Blue African Lilies are not considered to be hardy, but thrive on the Oregon coast where temperatures are mild and USDA hardiness zones 9, 10, and 11. In areas that receive very light frost, plant bulbs deeper in the soil and cover well with mulch in the fall. agapanthusIn areas prone to more severe frost, grow in pots and winter indoors in a frost-protected area such as a shed.

Propagation is achieved by division of the bulbs (early spring) or by seed (early spring/late winter). Germination can take one to three months and plants started from seed are unlikely to bloom the first year or two.
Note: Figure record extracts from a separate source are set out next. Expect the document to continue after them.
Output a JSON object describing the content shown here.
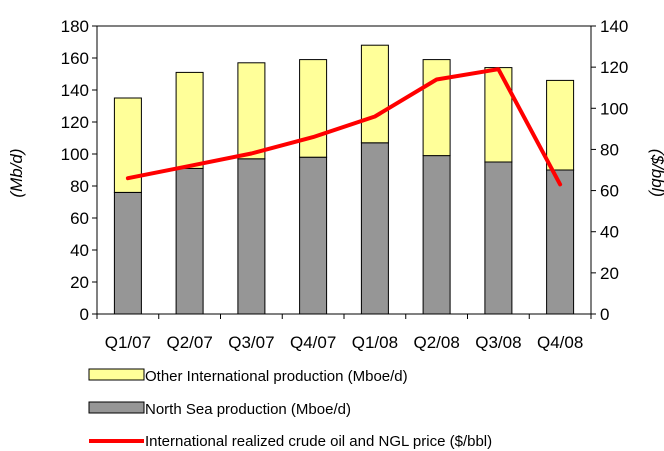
{
  "chart_data": {
    "type": "bar",
    "stacked": true,
    "categories": [
      "Q1/07",
      "Q2/07",
      "Q3/07",
      "Q4/07",
      "Q1/08",
      "Q2/08",
      "Q3/08",
      "Q4/08"
    ],
    "series": [
      {
        "name": "North Sea production (Mboe/d)",
        "type": "bar",
        "axis": "left",
        "color": "#969696",
        "values": [
          76,
          91,
          97,
          98,
          107,
          99,
          95,
          90
        ]
      },
      {
        "name": "Other International production (Mboe/d)",
        "type": "bar",
        "axis": "left",
        "color": "#FFFF99",
        "values": [
          59,
          60,
          60,
          61,
          61,
          60,
          59,
          56
        ]
      },
      {
        "name": "International realized crude oil and NGL price ($/bbl)",
        "type": "line",
        "axis": "right",
        "color": "#FF0000",
        "values": [
          66,
          72,
          78,
          86,
          96,
          114,
          119,
          63
        ]
      }
    ],
    "ylabel": "(Mb/d)",
    "y2label": "($/bbl)",
    "ylim": [
      0,
      180
    ],
    "yticks": [
      0,
      20,
      40,
      60,
      80,
      100,
      120,
      140,
      160,
      180
    ],
    "y2lim": [
      0,
      140
    ],
    "y2ticks": [
      0,
      20,
      40,
      60,
      80,
      100,
      120,
      140
    ],
    "grid": false,
    "legend_position": "bottom"
  }
}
Choose a sheltered sunny spot for your agapanthus with light well-draining soil. When growing in pots, plant the tuberous roots just below the soil surface and repot in spring if growth becomes crowded. Increased uniform watering is called for in spring and summer, while allowing the soil to be more dry is appropriate through the cooler seasons.

Fertilize freely through the blooming season (spring and summer).

Blue agapanthus reaches a height of 3 to 4 feet tall and grows in clumps. It makes for an especially breath-taking addition to a garden as a background plant. If growing in a small area, choose semi-dwarf variations such as blue 'Peter Pan' agapanthus.

Synonyms for Agapanthus africanus include Agapanthus umbellatus, Lily of the Nile, and Blue African Lily.